If the Maobadi smash the state, the writing of the new constitution with the leadership of the Maobadi will be about organizing political competition within the constitutional limits of an anti-feudal and anti-imperialist democratic state. It will be the establishment of a dictatorship of the proletariat over the oppressor classes and a dictatorship over any dogmato-revisionist tendency in the Party itself. It will be the constitution of a state that is to wither away. And this too will be the end of the Maobadi. With such a regulating constitution in place and the proletariat in power there can be the taking possession of the means of production in the name of society. The business of land reform, economic development for the people and a thousand other goals of emancipatory politics may hope to continue.

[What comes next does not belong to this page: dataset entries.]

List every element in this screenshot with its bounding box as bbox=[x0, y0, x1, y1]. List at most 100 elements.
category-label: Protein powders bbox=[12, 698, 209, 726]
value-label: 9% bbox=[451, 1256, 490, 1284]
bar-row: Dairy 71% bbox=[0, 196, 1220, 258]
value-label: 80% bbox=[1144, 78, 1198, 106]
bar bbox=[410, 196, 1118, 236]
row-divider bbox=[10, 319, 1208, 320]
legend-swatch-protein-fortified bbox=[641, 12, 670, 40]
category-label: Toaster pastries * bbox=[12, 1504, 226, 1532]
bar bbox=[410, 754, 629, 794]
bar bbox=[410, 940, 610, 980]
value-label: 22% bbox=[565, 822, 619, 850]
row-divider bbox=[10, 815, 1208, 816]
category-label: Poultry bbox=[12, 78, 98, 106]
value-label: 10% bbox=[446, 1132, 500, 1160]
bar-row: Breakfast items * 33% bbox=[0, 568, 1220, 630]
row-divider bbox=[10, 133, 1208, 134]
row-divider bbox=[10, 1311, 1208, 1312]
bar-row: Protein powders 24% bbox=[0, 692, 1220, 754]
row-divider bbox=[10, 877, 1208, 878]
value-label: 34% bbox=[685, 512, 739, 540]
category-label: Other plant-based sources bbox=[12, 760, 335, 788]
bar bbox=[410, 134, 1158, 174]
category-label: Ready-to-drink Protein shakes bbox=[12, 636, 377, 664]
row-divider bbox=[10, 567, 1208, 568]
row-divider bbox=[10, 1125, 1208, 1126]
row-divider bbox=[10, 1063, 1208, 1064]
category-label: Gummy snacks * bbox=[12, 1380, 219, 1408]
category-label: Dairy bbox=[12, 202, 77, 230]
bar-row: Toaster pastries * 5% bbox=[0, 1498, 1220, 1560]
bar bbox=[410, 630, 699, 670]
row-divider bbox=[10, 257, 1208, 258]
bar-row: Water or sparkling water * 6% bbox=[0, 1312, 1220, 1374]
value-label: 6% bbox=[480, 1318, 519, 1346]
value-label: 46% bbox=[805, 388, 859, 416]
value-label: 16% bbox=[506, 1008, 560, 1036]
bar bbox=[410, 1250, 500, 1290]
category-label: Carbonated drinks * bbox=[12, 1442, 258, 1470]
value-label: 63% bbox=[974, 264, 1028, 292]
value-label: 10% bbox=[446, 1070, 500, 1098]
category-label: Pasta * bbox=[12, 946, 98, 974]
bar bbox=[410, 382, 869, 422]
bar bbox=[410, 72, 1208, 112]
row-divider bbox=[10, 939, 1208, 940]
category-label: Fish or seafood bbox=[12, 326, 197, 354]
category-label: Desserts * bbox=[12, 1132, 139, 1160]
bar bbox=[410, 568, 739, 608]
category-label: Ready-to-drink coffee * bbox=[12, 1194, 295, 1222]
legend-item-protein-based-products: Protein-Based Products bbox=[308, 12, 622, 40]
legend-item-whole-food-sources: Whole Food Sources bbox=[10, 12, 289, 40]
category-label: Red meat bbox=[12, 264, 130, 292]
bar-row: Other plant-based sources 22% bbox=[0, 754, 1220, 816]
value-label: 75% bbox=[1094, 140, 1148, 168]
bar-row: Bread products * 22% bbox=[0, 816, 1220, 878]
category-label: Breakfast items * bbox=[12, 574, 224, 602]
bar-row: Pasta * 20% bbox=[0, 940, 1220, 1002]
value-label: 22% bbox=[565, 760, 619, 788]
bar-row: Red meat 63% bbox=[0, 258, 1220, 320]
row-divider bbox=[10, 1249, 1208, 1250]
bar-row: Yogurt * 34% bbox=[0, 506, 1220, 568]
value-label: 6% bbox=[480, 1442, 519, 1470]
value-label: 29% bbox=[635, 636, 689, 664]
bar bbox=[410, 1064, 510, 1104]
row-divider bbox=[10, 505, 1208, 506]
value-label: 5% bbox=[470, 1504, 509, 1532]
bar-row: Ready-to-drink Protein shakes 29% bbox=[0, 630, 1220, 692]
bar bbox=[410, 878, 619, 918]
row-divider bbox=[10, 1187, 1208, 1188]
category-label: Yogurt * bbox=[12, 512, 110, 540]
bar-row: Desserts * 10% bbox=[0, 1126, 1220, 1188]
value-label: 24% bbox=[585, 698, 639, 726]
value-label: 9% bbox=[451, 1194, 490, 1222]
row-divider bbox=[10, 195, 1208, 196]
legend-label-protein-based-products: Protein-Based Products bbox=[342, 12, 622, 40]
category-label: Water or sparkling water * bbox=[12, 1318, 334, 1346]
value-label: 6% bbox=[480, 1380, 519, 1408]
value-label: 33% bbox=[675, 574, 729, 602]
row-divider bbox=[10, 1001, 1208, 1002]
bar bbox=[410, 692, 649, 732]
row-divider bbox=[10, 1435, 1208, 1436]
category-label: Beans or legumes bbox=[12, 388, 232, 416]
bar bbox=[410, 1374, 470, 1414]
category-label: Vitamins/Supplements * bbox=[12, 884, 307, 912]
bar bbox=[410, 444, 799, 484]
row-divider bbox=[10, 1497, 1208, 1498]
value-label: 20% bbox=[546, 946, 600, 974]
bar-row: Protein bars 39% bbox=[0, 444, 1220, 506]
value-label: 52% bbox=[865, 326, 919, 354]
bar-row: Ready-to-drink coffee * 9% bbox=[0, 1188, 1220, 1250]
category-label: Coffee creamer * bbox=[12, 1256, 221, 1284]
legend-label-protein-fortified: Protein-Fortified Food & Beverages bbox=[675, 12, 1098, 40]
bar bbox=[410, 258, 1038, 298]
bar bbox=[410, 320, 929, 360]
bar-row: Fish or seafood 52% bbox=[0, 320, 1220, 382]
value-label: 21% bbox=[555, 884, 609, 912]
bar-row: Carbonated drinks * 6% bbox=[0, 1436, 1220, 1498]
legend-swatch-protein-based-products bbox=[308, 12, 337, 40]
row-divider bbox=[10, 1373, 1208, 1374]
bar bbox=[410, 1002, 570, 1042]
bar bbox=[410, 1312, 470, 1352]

We may hope to see actual existing true communism in our time.

Marx:

“Between capitalist and communist society lies the period of the revolutionary transformation of the one into the other. Corresponding to this is also a political transition period in which the state can be nothing but the revolutionary dictatorship of the proletariat.”

Engels:

“The first act by virtue of which the state really constitutes itself the representative of the whole of society- the taking possession of the means of production in the name of society- this is, at the same time, its last independent act as a state.”

Lenin:

“In Russia … the bureaucratic machine has been completely smashed, razed to the ground; the old judges have all been sent packing, the bourgeois parliament has been dispersed-and far more accessible representation has been given to the workers and peasants; their Soviets have replaced the bureaucrats, and their Soviets have been authorized to elect the judges. This fact alone is enough for all the oppressed classes to recognize that Soviet power, i.e., the present form of the dictatorship of the proletariat, is a million times more democratic than the most democratic bourgeois republic.”

Mao:

“Dictatorship does not apply within the ranks of the people. The people cannot exercise dictatorship over themselves, nor must one section of the people oppress another. Law-breakers among the people will be punished according to law, but this is different in principle from the exercise of dictatorship to suppress enemies of the people. What applies among the people is democratic centralism.”